Robinho had featured sporadically, and his best moment came on 37 minutes when he cut inside to the middle and let fly from outside the area, but the fall faded to the right and Zaluska had nothing to worry about.
The Blues had the better of the final minutes of the first period, with Ireland’s bustling run ending with a pass to Robinho, who was hustled off the ball – story of his afternoon. As we entered stoppage time, Bellamy shaped to shoot, but was not allowed to get a chance against his old club.
Nigel de Jong was replaced by Emmanuel Adebayor after half time as Mark Hughes took another look at his options and with one eye on this week’s internationals as well, no doubt.

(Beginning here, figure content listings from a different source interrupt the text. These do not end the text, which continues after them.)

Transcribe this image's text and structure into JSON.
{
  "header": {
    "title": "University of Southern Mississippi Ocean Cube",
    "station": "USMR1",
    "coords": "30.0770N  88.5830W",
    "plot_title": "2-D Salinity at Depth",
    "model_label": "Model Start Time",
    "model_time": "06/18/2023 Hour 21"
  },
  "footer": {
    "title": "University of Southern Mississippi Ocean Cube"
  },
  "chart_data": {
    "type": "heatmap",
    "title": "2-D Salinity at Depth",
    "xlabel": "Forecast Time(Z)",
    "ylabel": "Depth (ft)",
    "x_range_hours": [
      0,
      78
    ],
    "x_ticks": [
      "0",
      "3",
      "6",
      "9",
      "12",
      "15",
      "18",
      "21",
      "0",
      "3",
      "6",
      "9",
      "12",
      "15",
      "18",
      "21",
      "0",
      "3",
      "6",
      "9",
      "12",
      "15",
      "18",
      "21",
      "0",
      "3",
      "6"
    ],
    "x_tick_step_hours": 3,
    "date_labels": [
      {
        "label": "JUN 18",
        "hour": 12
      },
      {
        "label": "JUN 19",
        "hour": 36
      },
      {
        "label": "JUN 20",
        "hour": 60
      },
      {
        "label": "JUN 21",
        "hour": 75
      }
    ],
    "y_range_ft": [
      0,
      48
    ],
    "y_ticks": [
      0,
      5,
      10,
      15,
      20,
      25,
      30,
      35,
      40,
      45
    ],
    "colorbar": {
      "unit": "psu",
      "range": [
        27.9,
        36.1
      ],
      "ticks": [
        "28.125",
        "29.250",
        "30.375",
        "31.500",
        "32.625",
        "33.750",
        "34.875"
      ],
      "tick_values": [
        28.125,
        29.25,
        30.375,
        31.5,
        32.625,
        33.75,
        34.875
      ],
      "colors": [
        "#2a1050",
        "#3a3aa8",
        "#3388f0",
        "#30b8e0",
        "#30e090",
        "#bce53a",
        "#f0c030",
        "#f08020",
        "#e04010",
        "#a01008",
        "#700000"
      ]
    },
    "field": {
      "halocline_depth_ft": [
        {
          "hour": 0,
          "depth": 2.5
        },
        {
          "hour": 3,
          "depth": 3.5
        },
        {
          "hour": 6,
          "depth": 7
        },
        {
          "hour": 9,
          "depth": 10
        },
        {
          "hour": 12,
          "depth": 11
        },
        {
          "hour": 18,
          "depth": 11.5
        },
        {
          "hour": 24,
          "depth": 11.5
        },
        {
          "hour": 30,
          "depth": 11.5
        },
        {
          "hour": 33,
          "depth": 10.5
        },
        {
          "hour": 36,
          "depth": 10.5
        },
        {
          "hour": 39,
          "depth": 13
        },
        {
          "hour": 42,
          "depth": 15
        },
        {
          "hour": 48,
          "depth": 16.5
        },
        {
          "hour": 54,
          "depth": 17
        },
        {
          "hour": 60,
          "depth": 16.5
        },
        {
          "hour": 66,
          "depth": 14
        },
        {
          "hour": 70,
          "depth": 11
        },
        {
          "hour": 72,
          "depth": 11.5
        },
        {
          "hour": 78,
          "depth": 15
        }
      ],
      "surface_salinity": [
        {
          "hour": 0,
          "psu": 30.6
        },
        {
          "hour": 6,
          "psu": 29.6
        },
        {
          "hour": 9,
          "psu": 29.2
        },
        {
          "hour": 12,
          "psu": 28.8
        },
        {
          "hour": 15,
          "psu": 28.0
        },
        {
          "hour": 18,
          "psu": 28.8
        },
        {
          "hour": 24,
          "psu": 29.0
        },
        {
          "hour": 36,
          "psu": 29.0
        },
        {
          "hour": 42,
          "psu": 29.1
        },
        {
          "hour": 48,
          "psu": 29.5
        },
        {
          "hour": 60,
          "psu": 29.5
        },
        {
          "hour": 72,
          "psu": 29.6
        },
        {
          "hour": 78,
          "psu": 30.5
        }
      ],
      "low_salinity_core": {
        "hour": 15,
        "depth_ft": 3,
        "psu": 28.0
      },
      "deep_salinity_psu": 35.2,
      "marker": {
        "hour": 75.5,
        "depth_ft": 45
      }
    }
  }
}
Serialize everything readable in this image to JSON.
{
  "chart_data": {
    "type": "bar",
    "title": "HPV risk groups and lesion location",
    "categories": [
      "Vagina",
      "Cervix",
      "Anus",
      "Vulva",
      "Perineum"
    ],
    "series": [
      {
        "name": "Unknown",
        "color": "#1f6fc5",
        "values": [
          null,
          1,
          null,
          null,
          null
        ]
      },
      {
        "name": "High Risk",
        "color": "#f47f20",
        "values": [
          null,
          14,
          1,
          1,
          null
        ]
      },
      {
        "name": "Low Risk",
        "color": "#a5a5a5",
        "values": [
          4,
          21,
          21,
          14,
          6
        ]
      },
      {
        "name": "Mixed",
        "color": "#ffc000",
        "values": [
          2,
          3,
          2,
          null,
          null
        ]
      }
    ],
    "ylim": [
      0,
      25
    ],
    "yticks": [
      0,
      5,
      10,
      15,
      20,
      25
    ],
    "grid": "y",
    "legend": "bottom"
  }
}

City went ahead six minutes in to the second period when a sublime pass with the outside of the left from Bridge landed perfectly for Craig Bellamy, who cut one way, then the other before firing the ball across Zaluska into the bottom corner. As with the Liverpool game at Anfield last season, the striker showed his class by not overdoing the celebrations against a former club.
Two-thirds of Celtic’s old Blues contingent could have helped level the game just a couple of minutes later, Killen getting down the right hand side of the box to get a cross in that just eluded Georgios Samaras.
Biggest cheer of the day came on 66 minutes when Carlos Tevez took off his training top and came onto the pitch as a City player for the first time, replacing Craig Bellamy in the process. Celtic’s fans were not as happy to see him, and a minute later they should have seen a goal in front of them when McDonald’s free header at a corner flew over Given’s bar.
Tony Mowbray made a host of substitutions as time began to run out, but one of the replacements, Daniel Fox, made Given work with a whipped in free kick on 80 minutes. The final spell passed quietly, at least on the pitch, with Ferry unleashing a shot that went well wide in stoppage time.
Gareth Barry was named man of the match, a popular choice after his goal and a typically influential performance.